Ethereum: Oltre la Criptovaluta

Ethereum: Oltre la Criptovaluta

Dall'essenza della blockchain alla potenza dell'Ether: la tecnologia innovativa che va oltre il Bitcoin

Ethereum

Ethereum ed Ether

Non bisogna confondere i due termini in quanto l’Ethereum è una piattaforma basata su tecnologia blockchain, mentre la sua criptovaluta, o token nativo, è l’Ether (EHT), anche se a volte le due parole vengono usate senza distinzioni.

Il progetto Ethereum nasce nel 2013 dall’idea di Vitalk Buterin, russo residente in Canada, il quale due anni dopo lancia la piattaforma insieme a Joe Lubin, fondatore della società di software blockchain ConsenSys.

La blockchain su cui si basa Ethereum può supportare anche molte altre cripto e gli utenti possono creare, pubblicare, monetizzare e usare una vasta gamma di applicazioni decentralizzate tramite questa tecnologia.

Funzionamento

La rete Ethereum presenta un computer virtuale decentralizzato chiamato Ethereum Virtual Machine (EVM) il quale ha bisogno di computer reali costantemente accesi, i quali cedono alla rete una parte della loro potenza di calcolo.

Questi computer hanno bisogno di acquisire energia per le loro funzioni e questa viene fornita dagli Ether, indispensabili per eseguire gli smart contract, o contratti intelligenti, realizzati mediante un linguaggio di programmazione.

Questi contratti hanno caratteristiche di essere autonomi rispetto a ogni tipo di intermediario e sicuri, in quanto i dati all’interno sono crittografati, oltre a essere utilizzabili in vari servizi come il crowfunding, la registrazione dei domini, le operazioni finanziarie o nella gestione di sistemi elettorali.

Differenze tra Ether e Bitcoin

Al pari del Bitcoin, l’Ether è una criptovaluta scambiata su exchange, conservata in wallet digitali, decentralizzata, e che utilizza la tecnologia blockchain e il protocollo di consenso Proof of Work (PoW), oltre a essere creata tramite il processo di mining.

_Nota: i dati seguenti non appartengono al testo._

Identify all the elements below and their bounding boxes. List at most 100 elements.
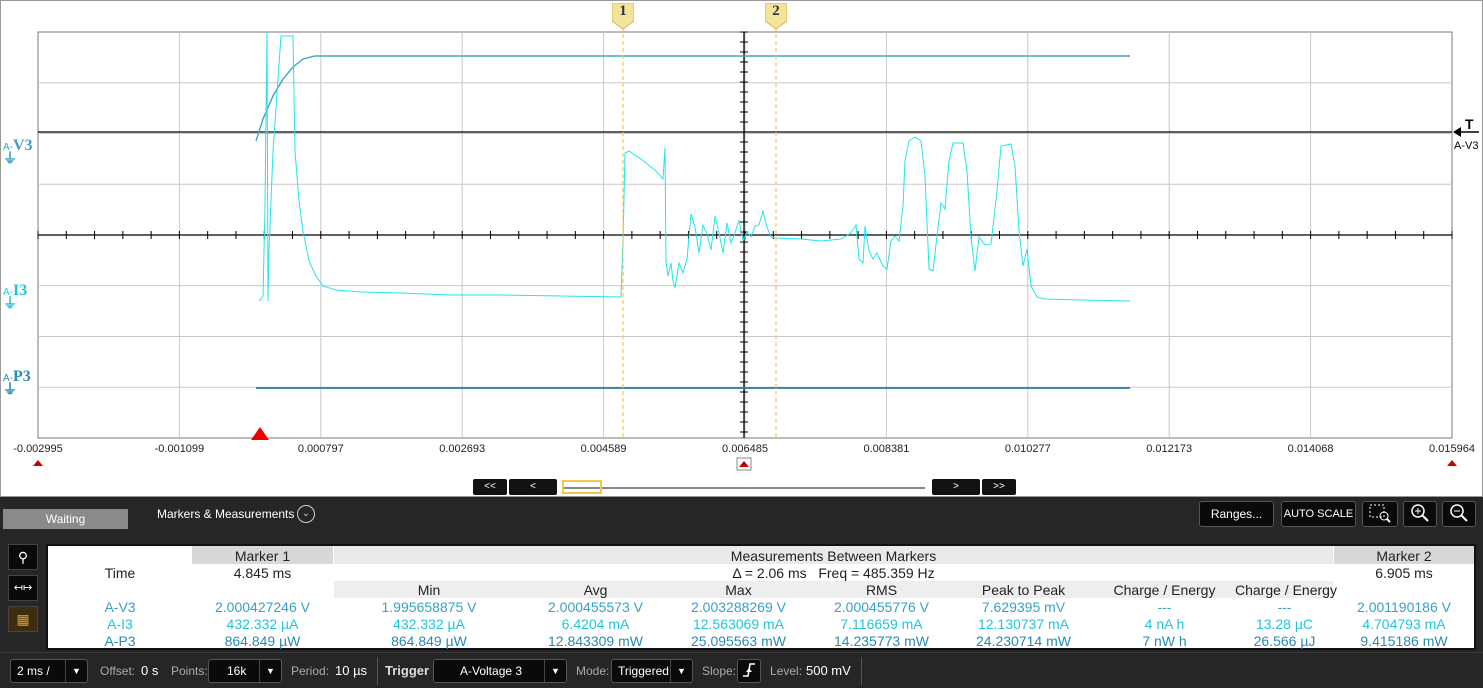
measurements-table: Marker 1 Measurements Between Markers Ma… xyxy=(46,544,1476,650)
offset-value[interactable]: 0 s xyxy=(141,663,159,678)
measurement-value: 864.849 µW xyxy=(391,633,467,649)
column-header: Min xyxy=(417,582,441,598)
channel-label-i3[interactable]: A-I3 ⏚ xyxy=(3,282,28,312)
scrollbar-track xyxy=(563,487,925,489)
scroll-next-button[interactable]: > xyxy=(932,479,980,495)
markers-measurements-label[interactable]: Markers & Measurements xyxy=(157,507,295,521)
x-tick-label: -0.001099 xyxy=(154,443,205,455)
measurement-value: 14.235773 mW xyxy=(834,633,929,649)
measurement-value: 13.28 µC xyxy=(1255,616,1314,632)
slope-label: Slope: xyxy=(702,664,737,678)
offset-label: Offset: xyxy=(100,664,136,678)
marker2-header: Marker 2 xyxy=(1376,548,1432,564)
trigger-position-marker xyxy=(251,427,269,440)
marker-2-handle[interactable]: 2 xyxy=(764,2,788,30)
measurement-value: 2.000455573 V xyxy=(548,599,643,615)
scroll-prev-button[interactable]: < xyxy=(509,479,557,495)
x-tick-label: 0.015964 xyxy=(1429,443,1475,455)
time-label: Time xyxy=(104,565,136,581)
scroll-first-button[interactable]: << xyxy=(473,479,507,495)
mode-select[interactable]: Triggered ▼ xyxy=(611,659,693,683)
timebase-select[interactable]: 2 ms / ▼ xyxy=(10,659,88,683)
marker2-value: 2.001190186 V xyxy=(1357,599,1451,615)
x-tick-label: 0.012173 xyxy=(1146,443,1193,455)
zoom-box-icon[interactable] xyxy=(1362,501,1398,527)
mode-label: Mode: xyxy=(576,664,610,678)
column-header: Peak to Peak xyxy=(981,582,1066,598)
column-header: Charge / Energy xyxy=(1113,582,1216,598)
column-header: Avg xyxy=(583,582,608,598)
chevron-down-icon: ▼ xyxy=(65,660,87,682)
measurement-value: 12.563069 mA xyxy=(692,616,785,632)
period-label: Period: xyxy=(291,664,330,678)
x-tick-label: 0.002693 xyxy=(439,443,486,455)
marker-1-handle[interactable]: 1 xyxy=(611,2,635,30)
between-header: Measurements Between Markers xyxy=(730,548,937,564)
zoom-in-icon[interactable] xyxy=(1403,501,1437,527)
voltage-trace xyxy=(255,55,1130,142)
probe-icon[interactable]: ⚲ xyxy=(8,544,38,570)
measurement-value: 7.629395 mV xyxy=(981,599,1066,615)
zoom-out-icon[interactable] xyxy=(1442,501,1476,527)
channel-label-v3[interactable]: A-V3 ⏚ xyxy=(3,137,33,167)
trigger-label: Trigger xyxy=(385,663,430,678)
measurement-value: 4 nA h xyxy=(1144,616,1185,632)
measurement-toolbar: Waiting Markers & Measurements ⌄ Ranges.… xyxy=(0,497,1483,539)
row-name: A-V3 xyxy=(104,599,136,615)
chevron-down-icon: ▼ xyxy=(259,660,281,682)
marker2-value: 4.704793 mA xyxy=(1362,616,1446,632)
waveform-plot[interactable] xyxy=(1,1,1483,498)
x-tick-label: 0.010277 xyxy=(1004,443,1051,455)
x-tick-label: 0.014068 xyxy=(1287,443,1334,455)
measurement-value: 432.332 µA xyxy=(393,616,465,632)
grid-layout-icon[interactable]: ▦ xyxy=(8,606,38,632)
period-value: 10 µs xyxy=(335,663,368,678)
measurement-value: 1.995658875 V xyxy=(381,599,477,615)
scroll-last-button[interactable]: >> xyxy=(982,479,1016,495)
measurement-value: 7.116659 mA xyxy=(840,616,923,632)
chevron-down-icon: ▼ xyxy=(670,660,692,682)
measurement-value: 2.003288269 V xyxy=(691,599,786,615)
measurement-value: 12.843309 mW xyxy=(548,633,643,649)
measurement-value: 26.566 µJ xyxy=(1253,633,1316,649)
current-trace xyxy=(258,30,1131,302)
scope-display: -0.002995 -0.001099 0.000797 0.002693 0.0045… xyxy=(0,0,1483,497)
measurement-value: 7 nW h xyxy=(1142,633,1187,649)
measurement-value: 25.095563 mW xyxy=(691,633,786,649)
row-name: A-P3 xyxy=(104,633,136,649)
x-tick-label: 0.006485 xyxy=(722,443,768,455)
level-value[interactable]: 500 mV xyxy=(806,663,851,678)
acquisition-bar: 2 ms / ▼ Offset: 0 s Points: 16k ▼ Period:… xyxy=(0,652,1483,688)
chevron-down-icon: ▼ xyxy=(544,660,566,682)
points-select[interactable]: 16k ▼ xyxy=(208,659,282,683)
x-tick-label: -0.002995 xyxy=(13,443,63,455)
x-tick-label: 0.004589 xyxy=(580,443,627,455)
left-edge-arrow xyxy=(33,460,43,466)
measurement-value: --- xyxy=(1157,599,1172,615)
marker2-time: 6.905 ms xyxy=(1375,565,1433,581)
measurement-value: --- xyxy=(1277,599,1292,615)
measurement-value: 12.130737 mA xyxy=(977,616,1070,632)
measurement-value: 24.230714 mW xyxy=(976,633,1071,649)
marker2-value: 9.415186 mW xyxy=(1360,633,1448,649)
ranges-button[interactable]: Ranges... xyxy=(1199,501,1274,527)
channel-label-p3[interactable]: A-P3 ⏚ xyxy=(3,368,31,398)
trigger-t-label: T xyxy=(1465,116,1474,132)
level-label: Level: xyxy=(770,664,803,678)
rising-edge-icon[interactable] xyxy=(737,659,761,683)
marker1-value: 432.332 µA xyxy=(226,616,299,632)
measurement-value: 2.000455776 V xyxy=(834,599,929,615)
auto-scale-button[interactable]: AUTO SCALE xyxy=(1281,501,1356,527)
marker1-value: 2.000427246 V xyxy=(215,599,310,615)
measurements-panel: ⚲ ↤↦ ▦ Marker 1 Measurements Between Mar… xyxy=(0,539,1483,652)
measurement-value: 6.4204 mA xyxy=(561,616,630,632)
row-name: A-I3 xyxy=(107,616,133,632)
chevron-down-icon[interactable]: ⌄ xyxy=(297,505,315,523)
x-tick-label: 0.000797 xyxy=(297,443,344,455)
status-badge: Waiting xyxy=(3,509,128,529)
column-header: Max xyxy=(725,582,752,598)
x-tick-label: 0.008381 xyxy=(863,443,910,455)
marker-span-icon[interactable]: ↤↦ xyxy=(8,575,38,601)
trigger-source-select[interactable]: A-Voltage 3 ▼ xyxy=(433,659,567,683)
delta-freq: Δ = 2.06 ms Freq = 485.359 Hz xyxy=(732,565,935,581)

La principale differenza tra le due riguarda la fama del Bitcoin, accettato più ampiamente e visto come una valuta digitale internazionale, mentre Ether è accettato solo per le transazioni di applicazioni digitali (Dapps) eseguite sulla rete Ethereum.

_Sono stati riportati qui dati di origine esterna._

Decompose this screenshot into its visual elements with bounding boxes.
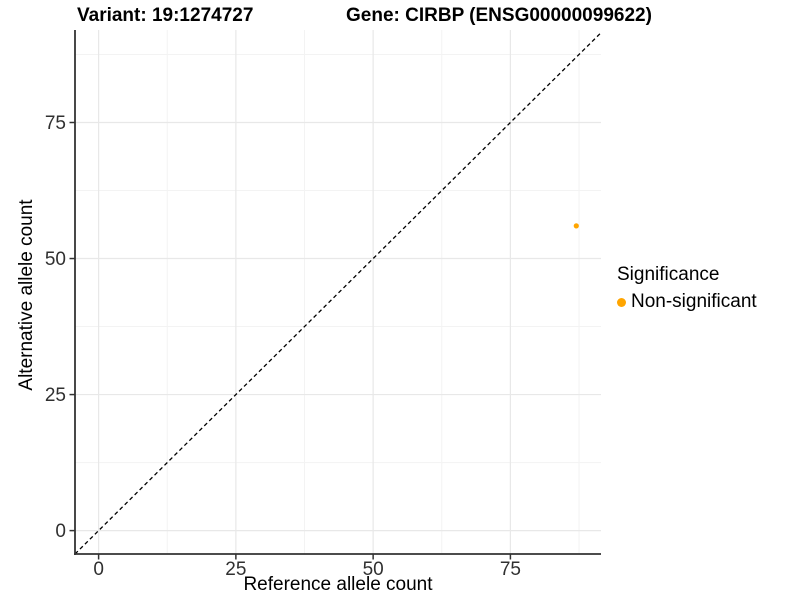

Ovviamente, il sistema all’interno cui è inserito Ether assume un ruolo fondamentale, in quanto “Bitcoin è una piattaforma in cui il valore dell’ecosistema deriva dal valore della valuta, mentre in Ethereum il valore della valuta deriva dal valore dell’ecosistema”, secondo le parole del fondatore Vitalik Buterin.

Se Ethereum si pone come obiettivo principale quello del funzionamento degli smart contract e la creazione di app decentralizzate, Bitcoin vuole ‘soltanto’ essere un’alternativa alle valute ufficiali.

Altre differenze fondamentali riguardano la commissione per la conferma di una transazione che i miner di Ethereum possono addebitare, mentre non c’è limite alle quantità di Ether che può essere creata, al contrario del Bitcoin.